The velocity of money is simply the ratio of GDP to the money supply. It measures the rate at which money is exchanged from one transaction to another, and in the Keynesian construct which is all demand driven it is a key component of economic growth. All things being equal the more each unit of currency is used in the course of a year, the faster the economy is growing.
Keynesians believe that economies that exhibit a higher velocity of money relative to others tend to be further along in the business cycle and should have a higher rate of inflation, all things held constant. However, over the course of the last business cycle in the United States, the measured velocity of money has collapsed. The figure below measures the velocity of money (M1) over time using data from the Federal Reserve. As the chart shows, the estimated velocity of money in the US Economy fell dramatically following the last recession, and is down by nearly 30 percent since 2010. For our purposes, this means that each dollar generated by the direct and supplier sectors of an industry are re-spent less frequently in the general economy and therefore, the induced effects are much smaller. In fact, the overall induced impact is down almost in lock step with the velocity of money.
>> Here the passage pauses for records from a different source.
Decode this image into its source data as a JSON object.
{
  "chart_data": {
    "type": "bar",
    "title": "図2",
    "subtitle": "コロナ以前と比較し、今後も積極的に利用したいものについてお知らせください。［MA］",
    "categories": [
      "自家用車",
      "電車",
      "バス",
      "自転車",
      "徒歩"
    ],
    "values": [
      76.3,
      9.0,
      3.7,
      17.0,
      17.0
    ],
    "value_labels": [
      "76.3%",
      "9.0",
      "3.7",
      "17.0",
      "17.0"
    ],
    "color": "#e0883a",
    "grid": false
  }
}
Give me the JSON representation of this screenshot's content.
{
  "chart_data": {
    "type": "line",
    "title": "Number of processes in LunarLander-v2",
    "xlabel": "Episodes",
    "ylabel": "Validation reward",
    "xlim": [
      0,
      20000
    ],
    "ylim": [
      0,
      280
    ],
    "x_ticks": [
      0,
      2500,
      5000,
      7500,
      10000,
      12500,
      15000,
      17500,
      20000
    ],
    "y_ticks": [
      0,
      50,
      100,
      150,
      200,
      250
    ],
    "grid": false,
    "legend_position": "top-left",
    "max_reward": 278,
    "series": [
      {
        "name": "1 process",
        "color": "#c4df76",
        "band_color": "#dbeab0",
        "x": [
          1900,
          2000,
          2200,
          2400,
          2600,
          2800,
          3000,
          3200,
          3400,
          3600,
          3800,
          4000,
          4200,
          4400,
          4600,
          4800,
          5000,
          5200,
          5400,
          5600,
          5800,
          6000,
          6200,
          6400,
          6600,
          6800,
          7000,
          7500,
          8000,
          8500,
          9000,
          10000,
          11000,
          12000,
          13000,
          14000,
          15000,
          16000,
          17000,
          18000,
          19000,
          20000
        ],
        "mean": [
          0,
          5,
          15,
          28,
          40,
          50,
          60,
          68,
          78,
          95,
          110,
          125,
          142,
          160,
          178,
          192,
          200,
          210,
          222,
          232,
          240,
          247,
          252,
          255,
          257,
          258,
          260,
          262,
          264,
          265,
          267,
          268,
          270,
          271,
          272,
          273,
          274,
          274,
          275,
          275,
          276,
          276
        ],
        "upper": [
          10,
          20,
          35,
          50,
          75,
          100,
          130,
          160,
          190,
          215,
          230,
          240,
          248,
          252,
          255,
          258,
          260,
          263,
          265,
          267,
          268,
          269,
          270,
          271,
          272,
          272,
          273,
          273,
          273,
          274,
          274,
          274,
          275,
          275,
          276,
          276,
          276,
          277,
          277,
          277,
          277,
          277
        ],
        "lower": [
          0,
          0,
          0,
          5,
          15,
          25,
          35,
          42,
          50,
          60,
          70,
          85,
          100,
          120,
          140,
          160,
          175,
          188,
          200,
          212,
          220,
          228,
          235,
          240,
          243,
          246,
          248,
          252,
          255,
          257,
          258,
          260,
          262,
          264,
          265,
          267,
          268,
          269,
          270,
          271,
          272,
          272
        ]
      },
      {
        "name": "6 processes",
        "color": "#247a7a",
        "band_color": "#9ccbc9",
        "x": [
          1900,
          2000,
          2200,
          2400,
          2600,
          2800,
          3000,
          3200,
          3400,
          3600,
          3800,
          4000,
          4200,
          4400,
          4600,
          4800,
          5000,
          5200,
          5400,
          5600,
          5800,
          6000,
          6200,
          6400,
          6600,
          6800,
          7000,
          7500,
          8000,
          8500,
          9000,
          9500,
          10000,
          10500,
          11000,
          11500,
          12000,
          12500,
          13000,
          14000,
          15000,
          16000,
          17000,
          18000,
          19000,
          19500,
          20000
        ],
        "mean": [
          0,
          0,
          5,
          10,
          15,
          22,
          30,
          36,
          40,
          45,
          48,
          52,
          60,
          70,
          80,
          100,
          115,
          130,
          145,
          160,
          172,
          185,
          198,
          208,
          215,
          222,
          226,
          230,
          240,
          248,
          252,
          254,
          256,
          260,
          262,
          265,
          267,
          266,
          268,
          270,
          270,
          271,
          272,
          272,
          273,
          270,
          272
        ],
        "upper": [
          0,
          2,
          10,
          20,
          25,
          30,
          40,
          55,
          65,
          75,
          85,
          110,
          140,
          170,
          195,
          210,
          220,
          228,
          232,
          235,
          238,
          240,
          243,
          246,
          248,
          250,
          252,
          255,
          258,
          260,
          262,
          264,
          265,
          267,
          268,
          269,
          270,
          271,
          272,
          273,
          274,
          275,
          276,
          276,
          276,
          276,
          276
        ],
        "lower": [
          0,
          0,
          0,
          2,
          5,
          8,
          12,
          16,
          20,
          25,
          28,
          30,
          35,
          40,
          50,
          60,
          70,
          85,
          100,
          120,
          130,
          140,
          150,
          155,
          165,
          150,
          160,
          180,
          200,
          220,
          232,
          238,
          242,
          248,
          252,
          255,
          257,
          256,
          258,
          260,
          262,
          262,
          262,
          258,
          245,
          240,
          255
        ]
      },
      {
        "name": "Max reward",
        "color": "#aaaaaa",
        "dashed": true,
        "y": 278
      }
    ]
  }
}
For the economy in general, the velocity of money statistic is more a symptom than a cause. The economy is not struggling because spending is slow, but rather spending is slow because the economy is struggling. The money supply is growing much faster than GDP sending velocity downward. This is because the government created trillions of dollars of new money and money like debt over the past few years, and there has been little demand for investment in new activities. Rather all of the money has either been held at the Federal Reserve which pays banks a small but certain interest on it, or has been shifted to non-productive assets like stocks or speculative real estate. In other words, the asset bubbles (see blog post) are the inverse of the decline in the velocity of money.
As our guest columnist points out, all of the cheap money has not translated into higher investment or higher wages, but rather to asset price bubbles. This is driving down the Keynesian multiplier effects in the economy, while at the same time dissuading deflation which would help the economy on the supply side.
A lot of people question the importance of economic impact modeling, but an examination of micro economic markets can often be the canary in the coal mine. Now more than ever, the economy needs to let Speed Racer rev up his Mach 5, and get the velocity moving again.